A publication of the Archaeological Institute of America
Who does the violence in Apocalypto really hurt?
King Kan B'ahlam of Palenque in Chiapas, Mexico, commissioned three beautiful temples in the late seventh century A.D. Inside each is a smaller one, just big enough to house a large relief framed by long inscriptions. Written in verse, the inscriptions recount the births of the kingdom's three patron gods and show that they were the beloved of the king; nurtured as a mother suckles a baby; and given new homes, revived, and healed after a terrible desecration at the hands of enemies almost a century earlier. The story weaves the history of the kingdom and Kan B'ahlam into the fabric of the cosmos.
In Mel Gibson's Apocalypto, a Maya ruler sits silently as his priests butcher captives in the fashion of the Aztecs of highland Mexico. He has no words, no songs, no history, no name. He is a rich, powerful, sadistic brute.
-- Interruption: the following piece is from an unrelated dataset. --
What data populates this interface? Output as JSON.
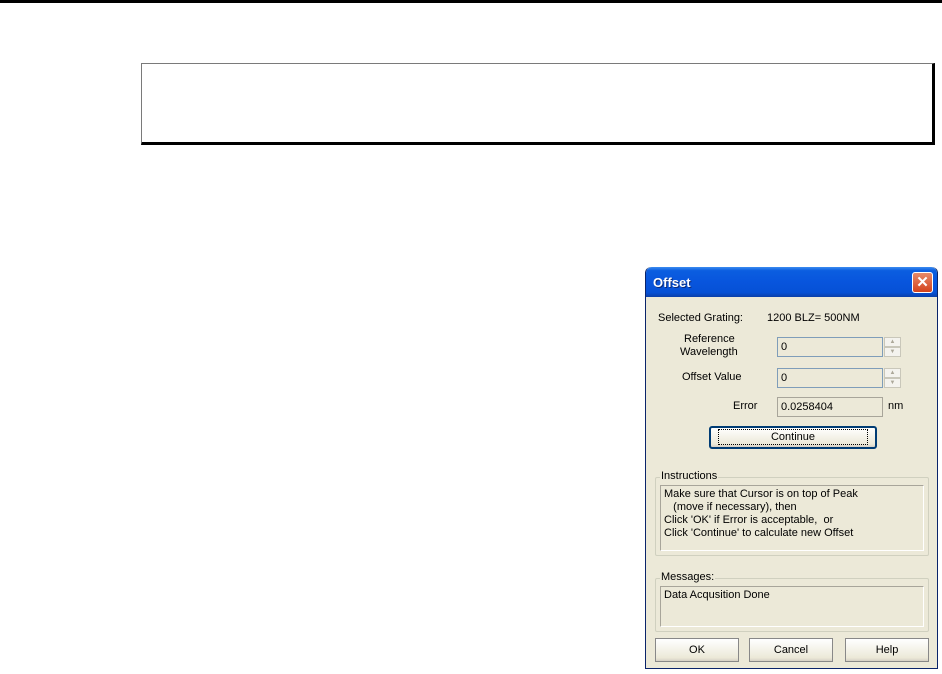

In stark contrast, the people of the forest in Apocalypto, the defenders of nature, are funny, wise, handsome, beautiful, and profoundly naive. They are primitives, innocent of the corruptive influences of civilization and urban society. But no such people existed in the Maya world. Gibson has several engaging natives in his tableau macabre nightmare of civilization versus nature, but they bear only superficial resemblance to Maya peoples, ancient or modern, despite speaking the Yucatec language.
Apocalypto is a violently grotesque and surreal work, crafted with devotion to detail but with disdain for historical coherence or substance. It is a horrific and gripping vision from the mind of its maker. Most film critics and moviegoers probably will not see that the film is a big lie about the savagery of the civilization created by the pre-Columbian Maya. As one who has devoted his life to bridging the gap between the Maya and Americans, I wish Gibson had chosen other victims to sacrifice for his art. Allegory and artistic freedom are well and good, except when they slanderously misrepresent an entire civilization. Gibson insults his audience's intelligence if he thinks it could not grasp or be entertained by a subtle depiction of Maya culture, religion, and social organization. The sad irony is that, in the wake of the most recent research, really good films about the Classic Maya, and the period of the Spanish conquest, have been waiting a long time for a director of Gibson's talents.
In the first week of its release, Apocalypto provoked many eloquent and detailed critiques among professionals who work with and for the modern Maya, and for fair representation of the Maya past. Reaction among educated modern Maya will be worth contemplating. Modern Maya leaders have been speaking out against racism and oppression for generations, and Apocalypto will likely strengthen the depressing sense that their voices are drowned out by the self-absorbed fantasies and deep denial of privileged people. Ordinary Maya, with their hard lives and bleak futures, may see Apocalypto as another bizarre action flick, no more connected to them than comparable action films from China. Or maybe not. Some may be angered and saddened.
How modern people depict the ancient Maya matters because we use the past to reflect on the present and the future. Jared Diamond, drawing principally on the work of Maya archaeologist David Webster, features the case of the Classic Maya in Collapse, his latest contemplation on human history. But the dark lessons of antiquity are not the only ones. In the twentieth century, the Maya have emerged in public consciousness as master mathematicians who invented place notation and the concept of zero, brilliant astronomers whose calendars were as accurate as any in the Old World, and revered architects--Frank Lloyd Wright is reputed to have declared Puuc-style architecture in the northern lowlands the best in the Western Hemisphere. We newcomers to the Americas, with our shallow roots in this old place, could hold up the Maya with pride to our contemporaries elsewhere and their millennia-old cities and institutions. Our continent is rich in ancient accomplishment, too, and our admiration has been earned through clear-minded appraisal of the material record, and increasingly the historical one. The Classic Maya wrote history, scripture, and poetry that contain knowledge of the human condition and spirit, as well as wisdom that compares favorably with that of ancient Egypt, Mesopotamia, and other hearths of civilization. Finally, the accuracy of modern depictions of ancient Maya matters deeply and personally to those of us who care about the millions of people who speak a Mayan language and the societies that they call home in Mexico, Central America, and the United States.
David Freidel is University Distinguished Professor of Anthropology at Southern Methodist University in Dallas, Texas.